Y ¿cómo es abrir una nueva misión? ¿Cómo acoge el pueblo africano a los misioneros que llegan por primera vez a sus aldeas? El padre Serafín constata que «el pueblo africano, de por sí, es un pueblo abierto y acogedor, además de religioso. Y cuando tú le presentas la buena noticia del Evangelio, cuando le presentas a un Dios que es Padre, a un Dios que viene a salvarle y que viene a traerle también la buena noticia, ese mensaje que es un mensaje de liberación para ellos, ellos se abren y acogen. Y así, la iglesia crece». Con todo ello, aún así el misionero alerta del problema de la presencia, cada vez más numerosa, de las sectas y las iglesias evangélicas. «En países donde se palpa la miseria, estas iglesias ofrecen el evangelio de la prosperidad, que al final, se queda en nada, pero cuando tú no tienes nada y te ofrecen de todo, es inevitable que ellos se vean atraídos». Y pone el ejemplo de promesas de curaciones de enfermedades como el Sida –aún un grave problema en África–, donde las sectas les convencen de que, simplemente con la imposición de las manos, será posible que se curen, sin necesidad de medicinas –muy difíciles de conseguir, por otro lado–. «Al final, el resultado es la muerte del enfermo», explica el misionero.
Lo recaudado por el Domund es vital para los países de Misión. «Muchos se preguntarán, ¿qué ha sido de lo que yo aporté el año pasado? –se pregunta el misionero–. Pues, desde mi experiencia de 30 años en la misión, solo puedo decir a todos: Muchísimas gracias porque vuestra ayuda nos llega y con ella podemos hacer muchas cosas«. Residencias de ancianos, clínicas, colegios de Primaria y Secundaria, pozos.
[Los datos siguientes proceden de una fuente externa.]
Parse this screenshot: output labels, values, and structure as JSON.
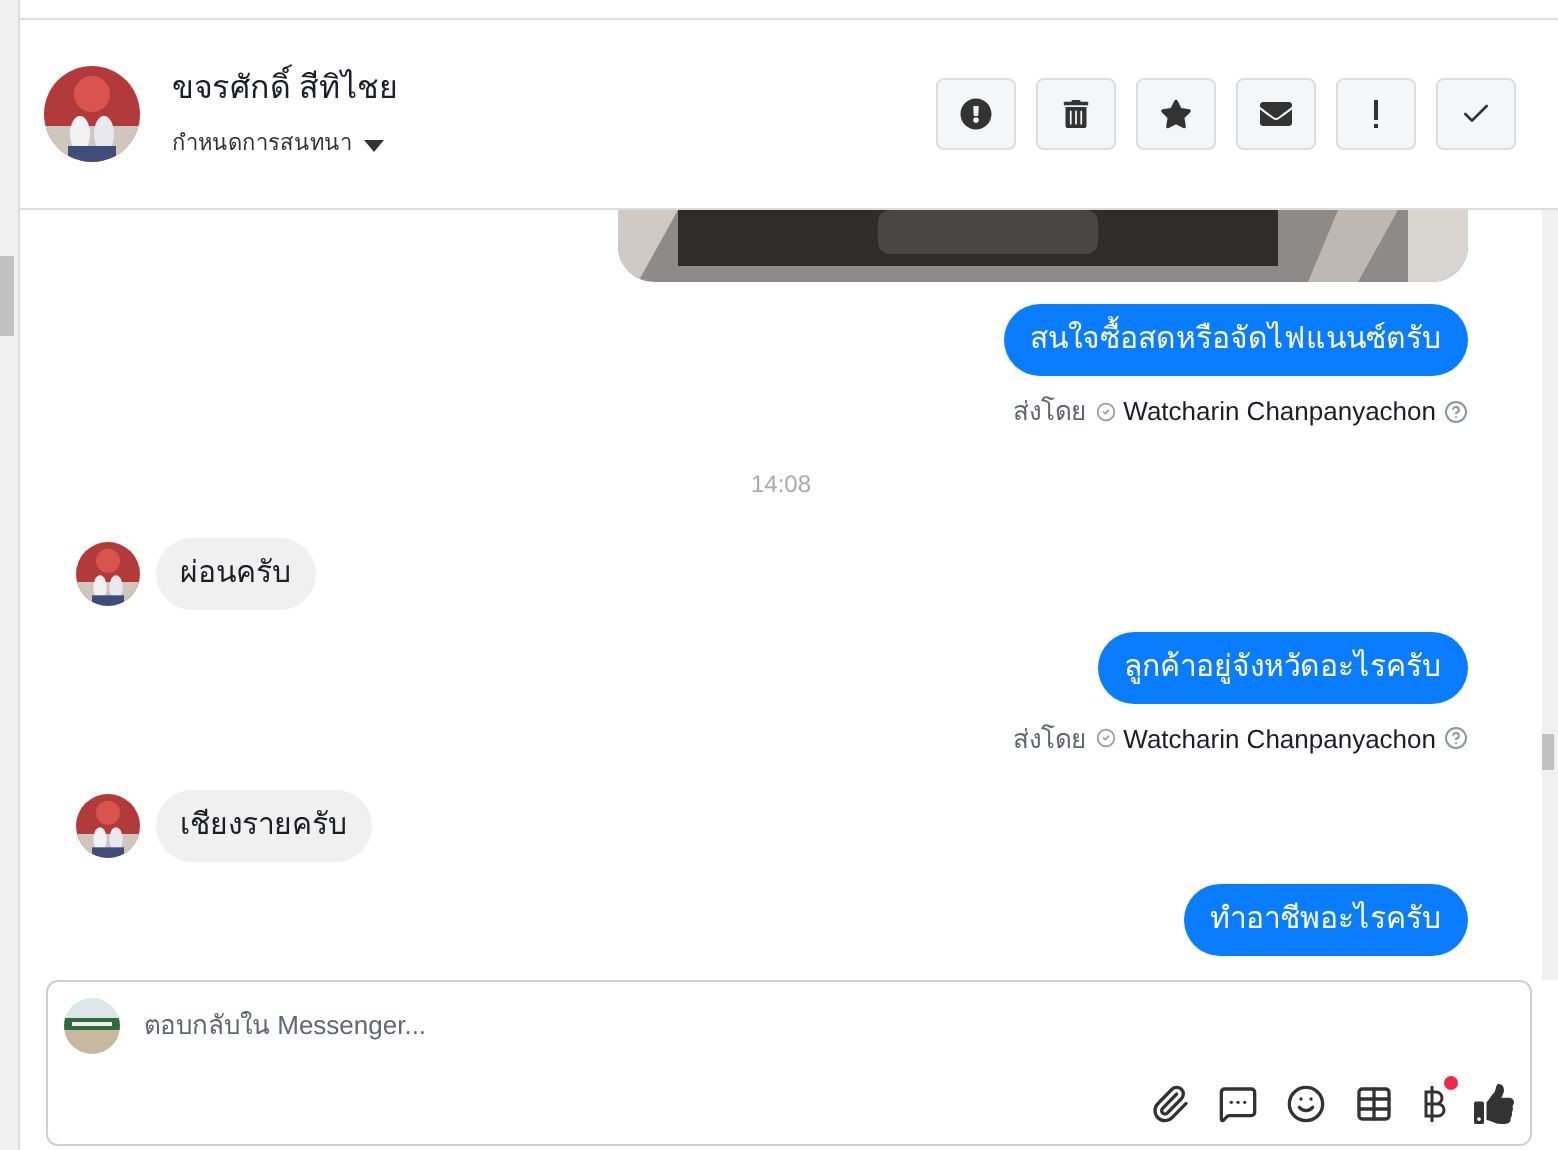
{
  "header": {
    "name": "ขจรศักดิ์ สีทิไชย",
    "subtitle": "กำหนดการสนทนา"
  },
  "messages": [
    {
      "kind": "picture"
    },
    {
      "kind": "outgoing",
      "text": "สนใจซื้อสดหรือจัดไฟแนนซ์ตรับ"
    },
    {
      "kind": "sent_by",
      "label": "ส่งโดย",
      "sender": "Watcharin Chanpanyachon"
    },
    {
      "kind": "time",
      "text": "14:08"
    },
    {
      "kind": "incoming",
      "text": "ผ่อนครับ"
    },
    {
      "kind": "outgoing",
      "text": "ลูกค้าอยู่จังหวัดอะไรครับ"
    },
    {
      "kind": "sent_by",
      "label": "ส่งโดย",
      "sender": "Watcharin Chanpanyachon"
    },
    {
      "kind": "incoming",
      "text": "เชียงรายครับ"
    },
    {
      "kind": "outgoing",
      "text": "ทำอาชีพอะไรครับ"
    }
  ],
  "composer": {
    "placeholder": "ตอบกลับใน Messenger..."
  }
}
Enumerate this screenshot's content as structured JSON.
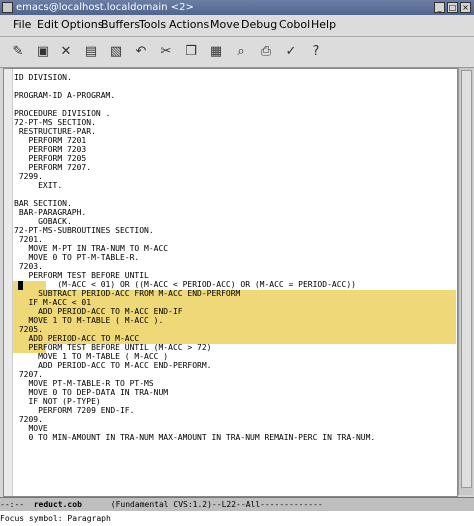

Son algunas de las labores que desde la misión del padre Serafín se impulsaron en las décadas en las que vivió en Zimbabue. Además, «hay una cosa que es clara». Se trata del coche. Parece ser que las ONG, según la experiencia del padre Serafín, no suelen querer colaborar para comprar coches para la misión. «Piensan que no es algo fundamental», dice. «Sin embargo –explica–, el coche es clave en la vida de la misión, porque el hospital más cercano está a 300 kilómetros. Y tienes que ir no menos de cinco, seis, siete u ocho veces al mes con el coche a llevar enfermos desde la misión al hospital. Enfermos ya en condiciones muy críticas. Y si no fuera por el coche de la misión, no podrían salvarse. ¿Cuántas vidas no habremos salvado, cuántos niños no habremos ayudado a nacer precisamente con la ayuda del Domund?» No tienen medios para pagar el transporte, como tampoco los tienen para ayudar al sostenimiento de sus propias diócesis. «El único subsidio que tienen las diócesis, su única fuente de ingresos, es lo que las Obras Misionales Pontificias ofrecen cada año, es decir, lo que viene del DOMUD». Y es que los ingresos allí son inexistentes, en las colectas de las eucaristías los fieles no dan dinero porque no lo tienen. «Sin embargo, unos aparecen con una gallina, otros con una mazorca de maíz… es su tesoro y así te lo ofrecen. Es lo que, después, compartimos entre todos, porque no te lo quedas tú».